“阿聿,瞧你这话说的,见外了不是。”柏崇山放下茶杯,身体往后靠向沙发背,朝正垂眸喝茶的柏成聿呵呵笑着,打马虎眼。
柏成聿不接话。
“阿聿,你说裴无争为什么愿意把你的行踪透露给我,还不是因为咱们是父子,爸爸又不会害你。这要换成别人,他嘴巴严着呢,保准一个字不会吐出来。”
这边,柏成聿喝光了杯中的茶,又垂眸倒上。
这才掀起眼皮,看着他道:“直说我不会回去。接下来,您可以说来找我有什么事了。
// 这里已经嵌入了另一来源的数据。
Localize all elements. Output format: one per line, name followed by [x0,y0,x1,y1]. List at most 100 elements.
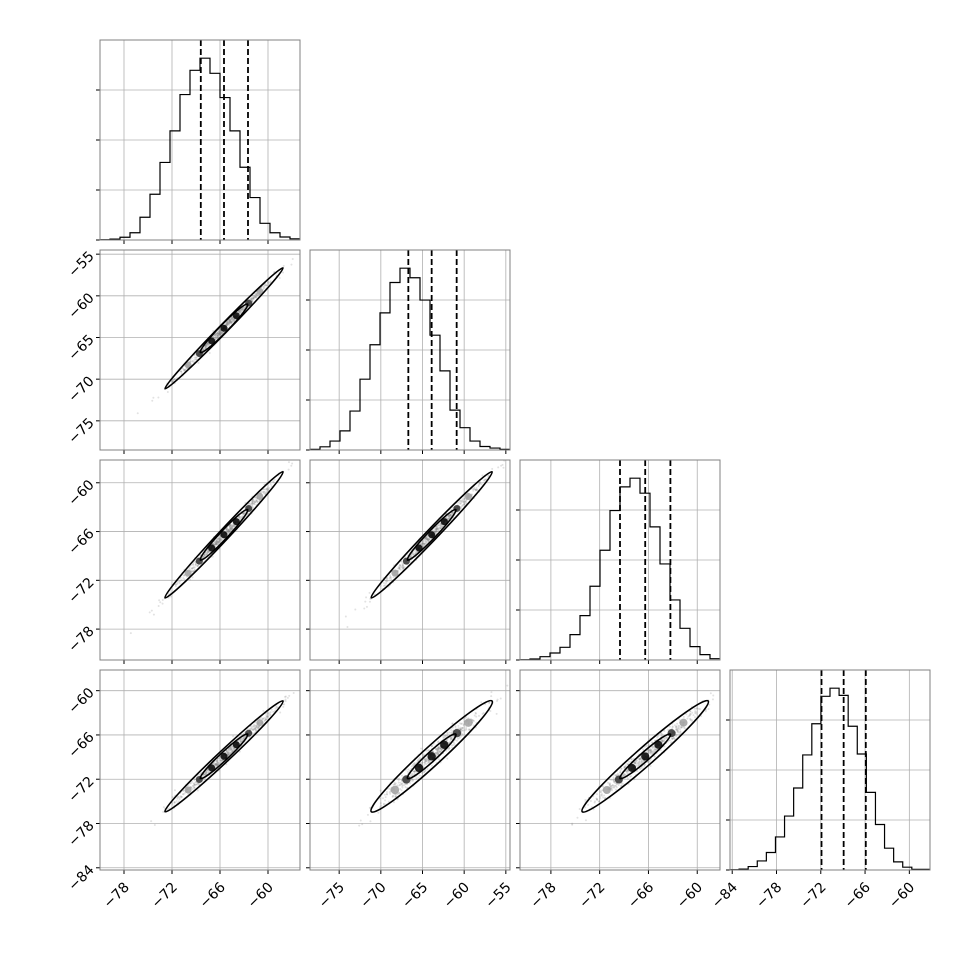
density-cell [208,544,216,552]
sample-point [678,725,681,728]
density-cell [415,544,423,552]
sample-point [429,760,432,763]
sample-point [620,767,623,770]
sample-point [446,738,449,741]
sample-point [239,518,242,521]
sample-point [225,750,228,753]
sample-point [657,735,660,738]
histogram-panel-1 [306,249,511,454]
sample-point [260,716,263,719]
sample-point [434,530,437,533]
sample-point [219,333,222,336]
sample-point [758,662,760,664]
sample-point [268,281,271,284]
sample-point [613,779,616,782]
sample-point [449,740,452,743]
sample-point [689,713,692,716]
sample-point [617,784,620,787]
sample-point [227,751,230,754]
sample-point [171,380,174,383]
sample-point [474,488,477,491]
sample-point [678,731,681,734]
sample-point [633,762,636,765]
sample-point [251,299,254,302]
sample-point [215,759,218,762]
sample-point [219,334,222,337]
sample-point [215,543,218,546]
sample-point [673,724,676,727]
sample-point [183,368,186,371]
sample-point [248,736,251,739]
sample-point [472,724,475,727]
sample-point [386,580,389,583]
sample-point [437,745,440,748]
sample-point [231,526,234,529]
sample-point [396,777,399,780]
sample-point [437,758,440,761]
sample-point [472,719,475,722]
sample-point [227,753,230,756]
sample-point [217,541,220,544]
sample-point [208,344,211,347]
x-tick-label: −72 [797,880,829,912]
sample-point [152,396,155,399]
sample-point [252,499,255,502]
sample-point [611,786,614,789]
sample-point [196,789,199,792]
sample-point [228,751,231,754]
sample-point [440,748,443,751]
sample-point [215,764,218,767]
sample-point [679,730,682,733]
sample-point [648,749,651,752]
y-tick-label: −60 [65,685,97,717]
sample-point [437,528,440,531]
sample-point [230,526,233,529]
sample-point [457,724,460,727]
sample-point [620,767,623,770]
sample-point [227,530,230,533]
sample-point [257,725,260,728]
sample-point [636,759,639,762]
sample-point [305,683,307,685]
sample-point [628,760,631,763]
sample-point [450,744,453,747]
sample-point [239,740,242,743]
sample-point [193,786,196,789]
sample-point [452,741,455,744]
sample-point [601,793,604,796]
sample-point [461,729,464,732]
sample-point [638,760,641,763]
sample-point [424,540,427,543]
sample-point [212,330,215,333]
sample-point [411,778,414,781]
sample-point [441,525,444,528]
x-tick-label: −78 [101,880,133,912]
sample-point [241,308,244,311]
sample-point [229,524,232,527]
sample-point [412,770,415,773]
sample-point [459,728,462,731]
sample-point [610,788,613,791]
contour-level [406,733,457,780]
sample-point [173,801,176,804]
sample-point [671,737,674,740]
sample-point [596,798,599,801]
sample-point [254,501,257,504]
sample-point [634,762,637,765]
density-cell [391,569,399,577]
sample-point [638,758,641,761]
sample-point [150,609,153,612]
sample-point [216,331,219,334]
sample-point [435,528,438,531]
sample-point [448,514,451,517]
sample-point [400,565,403,568]
sample-point [239,310,242,313]
sample-point [423,542,426,545]
sample-point [636,770,639,773]
sample-point [177,580,180,583]
sample-point [425,763,428,766]
sample-point [354,608,357,611]
sample-point [460,500,463,503]
sample-point [676,728,679,731]
sample-point [474,488,477,491]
”
柏崇山看上去很不满意。
“阿聿,爸爸来找你就一定要有事?没事就不能来看看儿子?我们父子俩将近半年没有见面了,这不趁着今天不是很忙,所以我特意开车来你这里看看吗?”
柏成聿对他的讨好视而不见。
柏崇山自顾自地说下去,“本来还想去你那住两天,哪知道你和女朋友住在一起。”
说到这里,柏崇山意味深长地朝柏成聿眨眨眼,“看来我好像来得不是时候啊。”
“嗯,您来得的确不是时候,再过五分钟,我有一个会议要开,大概要开两个半小时,要不您……”柏成聿看向这个所谓的生物学父亲,拿眼神询问他接下来预备如何。
他是独自待在这里喝茶,还是识趣点儿赶紧走人。
柏崇山自知被人驱赶,默不作声地端起桌上的茶杯,冲着他无所谓地摆摆手,说道:“你去忙你的,不用管我,爸爸就坐在这里喝会儿茶。”